Pinna 6: sbriga il compitino senza infamia e senza lode. Dimostra di essere un giocatore affidabile quando viene chiamato in causa. ORDINARIO.

Samu Appiah, autore di una grande prestazione
Samu Appiah, autore di una grande prestazione

Criaco 6,5: parte a rilento, complice uno scontro di gioco che lo mette KO per qualche minuto. Nella seconda frazione di gioco esce fuori il vero Ciri, sempre pungente nell’uno contro uno sulla corsia di destra. IN RIPRESA.

Capece 6,5: si mette sulle spalle il centrocampo rossoblu e lo amministra con autorevolezza. Ordine e disciplina al servizio della squadra. FARO.

Ranieri 5,5: si vede e si fa sentire poco. La condizione fisica non è ancora delle migliori e si nota.
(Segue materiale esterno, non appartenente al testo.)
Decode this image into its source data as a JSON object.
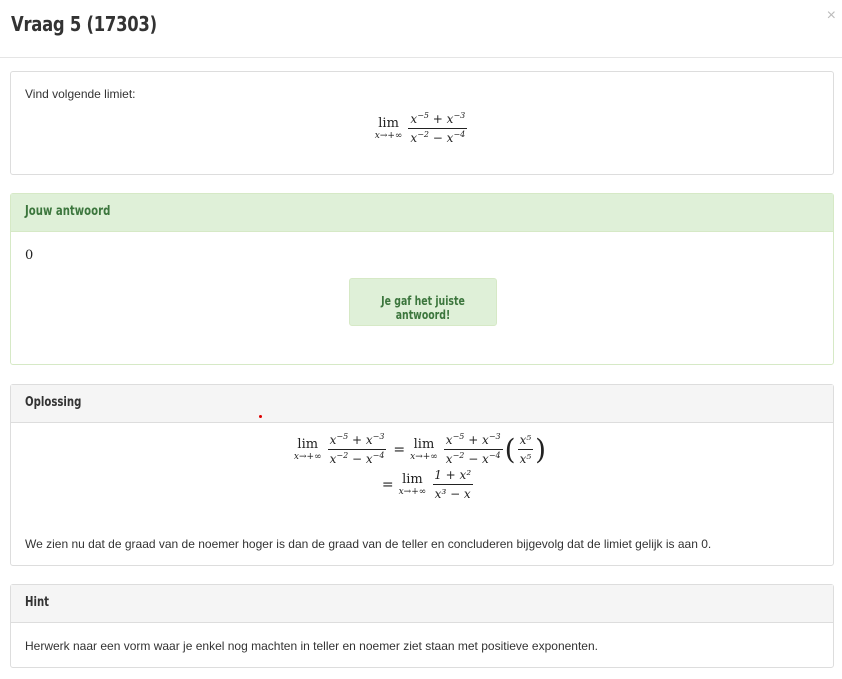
{
  "modal": {
    "title": "Vraag 5 (17303)",
    "close": "×"
  },
  "question": {
    "prompt": "Vind volgende limiet:",
    "lim": "lim",
    "sub": "x→+∞",
    "num": "x⁻⁵ + x⁻³",
    "den": "x⁻² − x⁻⁴"
  },
  "answer": {
    "heading": "Jouw antwoord",
    "value": "0",
    "feedback": "Je gaf het juiste antwoord!"
  },
  "solution": {
    "heading": "Oplossing",
    "eq": "=",
    "step1_factor_num": "x⁵",
    "step1_factor_den": "x⁵",
    "step2_num": "1 + x²",
    "step2_den": "x³ − x",
    "text": "We zien nu dat de graad van de noemer hoger is dan de graad van de teller en concluderen bijgevolg dat de limiet gelijk is aan 0."
  },
  "hint": {
    "heading": "Hint",
    "text": "Herwerk naar een vorm waar je enkel nog machten in teller en noemer ziet staan met positieve exponenten."
  },
  "colors": {
    "success_bg": "#dff0d8",
    "success_text": "#3c763d",
    "panel_border": "#dddddd"
  }
}
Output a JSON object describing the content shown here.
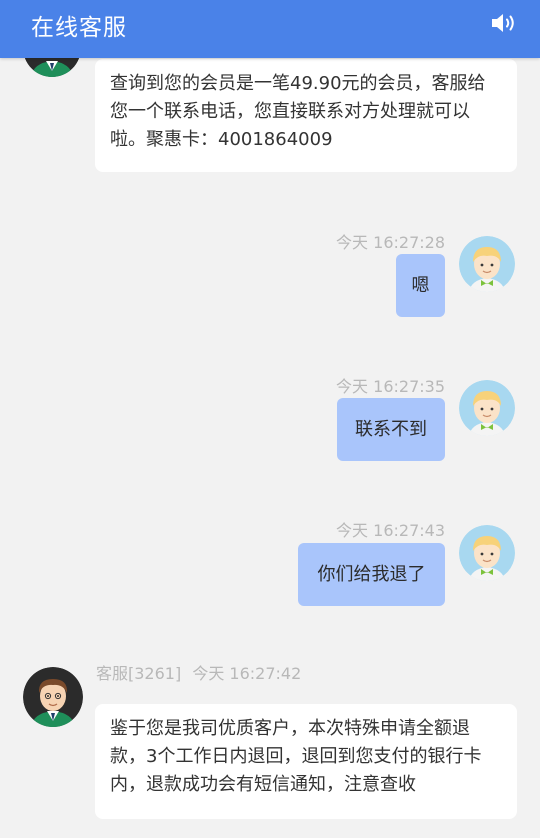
{
  "header": {
    "title": "在线客服",
    "speaker_icon": "speaker-icon",
    "bg_color": "#4a82e8"
  },
  "messages": [
    {
      "from": "agent",
      "text": "查询到您的会员是一笔49.90元的会员，客服给您一个联系电话，您直接联系对方处理就可以啦。聚惠卡：4001864009"
    },
    {
      "from": "user",
      "time": "今天 16:27:28",
      "text": "嗯"
    },
    {
      "from": "user",
      "time": "今天 16:27:35",
      "text": "联系不到"
    },
    {
      "from": "user",
      "time": "今天 16:27:43",
      "text": "你们给我退了"
    },
    {
      "from": "agent",
      "sender": "客服[3261]",
      "time": "今天 16:27:42",
      "text": "鉴于您是我司优质客户，本次特殊申请全额退款，3个工作日内退回，退回到您支付的银行卡内，退款成功会有短信通知，注意查收"
    }
  ],
  "colors": {
    "user_bubble": "#a9c5fb",
    "agent_bubble": "#ffffff",
    "background": "#f2f2f2"
  }
}
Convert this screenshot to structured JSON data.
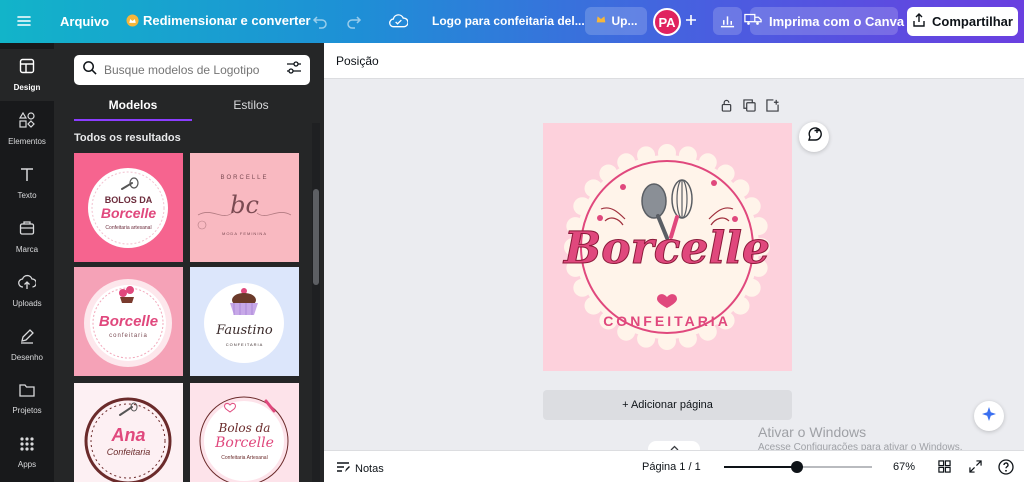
{
  "topbar": {
    "menu_label": "Arquivo",
    "resize_label": "Redimensionar e converter",
    "doc_title": "Logo para confeitaria del...",
    "upgrade_label": "Up...",
    "avatar_initials": "PA",
    "print_label": "Imprima com o Canva",
    "share_label": "Compartilhar"
  },
  "rail": {
    "items": [
      {
        "label": "Design",
        "icon": "design-icon"
      },
      {
        "label": "Elementos",
        "icon": "elements-icon"
      },
      {
        "label": "Texto",
        "icon": "text-icon"
      },
      {
        "label": "Marca",
        "icon": "brand-icon"
      },
      {
        "label": "Uploads",
        "icon": "upload-icon"
      },
      {
        "label": "Desenho",
        "icon": "draw-icon"
      },
      {
        "label": "Projetos",
        "icon": "folder-icon"
      },
      {
        "label": "Apps",
        "icon": "apps-icon"
      }
    ]
  },
  "panel": {
    "search_placeholder": "Busque modelos de Logotipo",
    "tabs": [
      "Modelos",
      "Estilos"
    ],
    "section_title": "Todos os resultados",
    "templates": [
      {
        "line1": "BOLOS DA",
        "line2": "Borcelle",
        "line3": "Confeitaria artesanal"
      },
      {
        "line1": "BORCELLE",
        "line2": "bc",
        "line3": "MODA FEMININA"
      },
      {
        "line1": "Borcelle",
        "line2": "confeitaria"
      },
      {
        "line1": "Faustino",
        "line2": "CONFEITARIA"
      },
      {
        "line1": "Ana",
        "line2": "Confeitaria"
      },
      {
        "line1": "Bolos da",
        "line2": "Borcelle",
        "line3": "Confeitaria Artesanal"
      }
    ]
  },
  "main": {
    "position_label": "Posição",
    "logo_brand": "Borcelle",
    "logo_tagline": "CONFEITARIA",
    "add_page_label": "+ Adicionar página",
    "watermark_title": "Ativar o Windows",
    "watermark_sub": "Acesse Configurações para ativar o Windows."
  },
  "bottombar": {
    "notes_label": "Notas",
    "page_indicator": "Página 1 / 1",
    "zoom_label": "67%",
    "zoom_fraction": 0.49
  },
  "colors": {
    "accent": "#8b3dff",
    "logo_pink": "#e0487d",
    "page_bg": "#fdd1dc"
  }
}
Nella ripresa sparisce dalle orbite della mediana toccando pochi palloni. IN OMBRA.

CAVALLARO 7,5: migliore in campo. Autentica spina nel fianco della retroguardia campana. Mostra numeri d’alta scuola e avrebbe meritato la doppietta. Si danna l’anima anche nel recuperare palloni. RITROVATO.

Gambino 6: sgomita e conquista palloni. La sua stazza non gli consente di essere ancora al 100% ma è molto utile alla squadra con il suo gioco da torre e il fisico imponente. POSSENTE.

Appiah 7: se non fosse per la serata magica di Cavallaro sarebbe lui il migliore in campo. Piacevolissima sorpresa, mostra una maturità tattica di gran lunga superiore ai suoi 19 anni e grande velocità negli spazi stretti. FURETTO.

Baclet 6: lontano dalla forma fisica giusta gioca mezz’ora di partita facendosi vedere in qualche occasione. I piedi buoni ci sono, c’è tempo per metterli in mostra. IN ATTESA DI TEMPI MIGLIORI.

Bilotta sv.

Roselli 6,5: di lavoro da fare ce n’è ancora tanto, attende l’arrivo di altri elementi ma la strada è quella giusta. Si dichiara soddisfatto della prestazione. RASSICURANTE.